The Fed’s recent 25bps rate cuts came as investors were pondering weak US job data and the prospect of rising inflation
Though the announcements of new tariffs have become less frenetic in recent weeks, markets are still in a wait-and-see mode, pondering how much price pass-through costs will end up affecting consumer price indices. Following on from a burst of front-loading in the early months of the year, markets are waiting for more clarity on what companies – both exporters and US importers – and consumers are doing now the tariffs are largely in place.
Aside from ongoing debates regarding the accuracy or reliability of Bureau of Labor Statistics (BLS) surveys, the US jobs market is weakening, and rates were quick to already price in the Federal Reserve’s September policy rate cut of 25 basis points to a range of 4%-4.25%. Questions remain as to whether we are likely to see further rate cuts before year-end.
At the Federal Open Market Committee press conference in early August, Fed chair Jay Powell, signalled the Fed’s view that any boost to inflation from tariffs should only be temporary – and repeatedly stressed the risks in the labour market.
Though August’s weak Nonfarm Payrolls report shocked rates and the risk markets at the time, it did not prove to be a real game changer, and the positive “AI paradigm” narrative remains the most significant guiding force for stocks and risk more generally.
The outcome of the trade negotiations between China and the US, the world’s two biggest economies, has been postponed until later this year. Although Beijing’s economic power makes it a more difficult entity to be ‘bullied’ by rafts of sanctions, the country’s economy is still to emerge from its years-long relative – for China – economic malaise.
While Chinese policymakers battle to transition the economy from high investment to high (-quality) consumption, their efforts have been dogged by unfavourable demographics as well as swathes of corporate debt, most acutely accumulated by the beleaguered property sector. Producer price index (PPI) numbers in China are still in thrall to deflation and consumer data suggests that here, too, inflation remains very low.
Bonds: yield curves steepen amid concerns over US employment
After his Jackson Hole speech in August, Powell repeated the Fed’s contention that policy could be eased even if inflation – boosted by tariffs – remains higher for many months, now that concerns about employment were ‘top of mind’. Despite September’s rate cut, there is less consensus on how rapidly subsequent cuts may happen.
Given job revisions – and the firing of the head of the BLS in August – analysing the next set of payroll numbers and ascertaining an accurate picture of the unemployment rate has become much harder, and not just for the Fed. Despite increased uncertainty surrounding the macroeconomic picture, as well as the unprecedented political pressure (and behind-the-scenes machinations) on both Powell and other Fed members, rates and risk markets seem to be pricing in a relatively benign outlook.
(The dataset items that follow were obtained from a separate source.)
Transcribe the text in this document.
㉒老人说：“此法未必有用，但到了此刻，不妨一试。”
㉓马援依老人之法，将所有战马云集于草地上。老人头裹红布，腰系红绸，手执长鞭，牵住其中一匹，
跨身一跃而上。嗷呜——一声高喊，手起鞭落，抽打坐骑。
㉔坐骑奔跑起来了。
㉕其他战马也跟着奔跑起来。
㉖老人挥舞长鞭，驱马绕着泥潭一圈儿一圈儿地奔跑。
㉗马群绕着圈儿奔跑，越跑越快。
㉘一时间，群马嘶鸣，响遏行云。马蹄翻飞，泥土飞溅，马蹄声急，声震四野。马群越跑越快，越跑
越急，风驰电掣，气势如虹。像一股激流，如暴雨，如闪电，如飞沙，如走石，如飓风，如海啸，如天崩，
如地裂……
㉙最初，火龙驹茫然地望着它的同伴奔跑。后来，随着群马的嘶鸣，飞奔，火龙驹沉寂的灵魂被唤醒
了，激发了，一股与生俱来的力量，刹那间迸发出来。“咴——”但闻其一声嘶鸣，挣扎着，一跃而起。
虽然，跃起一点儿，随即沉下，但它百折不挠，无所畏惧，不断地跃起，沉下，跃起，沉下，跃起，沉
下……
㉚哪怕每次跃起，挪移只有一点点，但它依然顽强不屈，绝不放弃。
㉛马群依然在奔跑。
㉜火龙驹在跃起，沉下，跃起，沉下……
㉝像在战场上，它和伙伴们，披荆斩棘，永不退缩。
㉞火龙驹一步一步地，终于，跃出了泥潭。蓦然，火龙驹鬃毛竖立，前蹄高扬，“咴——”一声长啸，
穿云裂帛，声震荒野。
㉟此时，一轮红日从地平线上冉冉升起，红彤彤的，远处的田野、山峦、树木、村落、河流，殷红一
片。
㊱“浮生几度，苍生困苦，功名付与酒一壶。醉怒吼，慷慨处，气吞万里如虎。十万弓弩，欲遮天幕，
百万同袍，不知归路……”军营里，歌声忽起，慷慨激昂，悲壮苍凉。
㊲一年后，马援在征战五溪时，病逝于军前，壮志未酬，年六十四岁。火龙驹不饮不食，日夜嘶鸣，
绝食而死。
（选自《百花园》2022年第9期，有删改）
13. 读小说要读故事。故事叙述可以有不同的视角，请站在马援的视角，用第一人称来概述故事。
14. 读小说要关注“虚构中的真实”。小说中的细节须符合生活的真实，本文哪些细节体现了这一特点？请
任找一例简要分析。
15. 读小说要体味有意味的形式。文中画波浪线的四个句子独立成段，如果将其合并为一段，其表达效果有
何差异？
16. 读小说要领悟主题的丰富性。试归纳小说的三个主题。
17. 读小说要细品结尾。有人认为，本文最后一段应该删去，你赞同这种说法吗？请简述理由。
Though US curve steepening has happened, as seen across the developed world’s bond markets, more bearish forecasters suggest that it should be steeper yet and that possibly complacency is seeping in, given the fiscal outlook, ongoing tariff uncertainties, as well as ominous clouds building over the Fed’s independence credentials.
In Europe, another French government has fallen, again over contentious budget plans. Bund-OAT spreads have stayed near the wides reached during last summer’s political turbulence when first one then another government collapsed in the space of a few months. Thus, markets seem to be OK with current valuations given the ‘bad news’ already priced into OATs combined with an overlay of reasonably positive outlook for Europe risk generally.
There are tail risks, of course. If the political landscape in France continues to reveal a country wholly incapable of reining in its fiscal laxity, then further rating downgrades could become inevitable. And such political instability in France does Europe no favours, particularly with Russia emboldened by a lack of a concerted effort by the current US administration to rein in Moscow’s war against Ukraine.
Currencies: threats to Fed independence point to weaker US dollar
The conventional economic theory playbook for higher US trade tariffs, along with evidence from the first Trump administration, would argue for a stronger dollar. The argument runs that US consumers and businesses alike buy fewer imports, thus reducing demand for foreign currencies (so fewer sellers of USD), and that US tariffs tended to appreciate the US dollar, offsetting some of the tariff effects pushing import prices higher.
In addition to scrutinising the Fed’s move to cut its policy rate, and the direction of monetary policy, this year another wrinkle has appeared for the US currency – that of Fed independence.
The White House’s nomination of Stephen Miran to the Fed’s board of governors puts renewed focus on the administration’s currency interventionist stance. Months before his appointment, Miran notably proposed a “Mar-a-Lago Accord” to realign global trade and currency systems, and to broadly weaken the US currency while simultaneously preserving its reserve currency status.
Miran has also discussed the need for significant Fed/monetary policy reform, which critics have argued could result in giving the president much greater sway over both US monetary policy as well as the regulatory environment more generally.
With Miran’s appointment now confirmed by the Senate, we still await news on who is likely to take over from Powell when his term ends next year. Personnel changes at the Fed are keenly watched, as they have the capacity to unsettle market confidence as well as both strengthen or weaken the outlook for the US currency.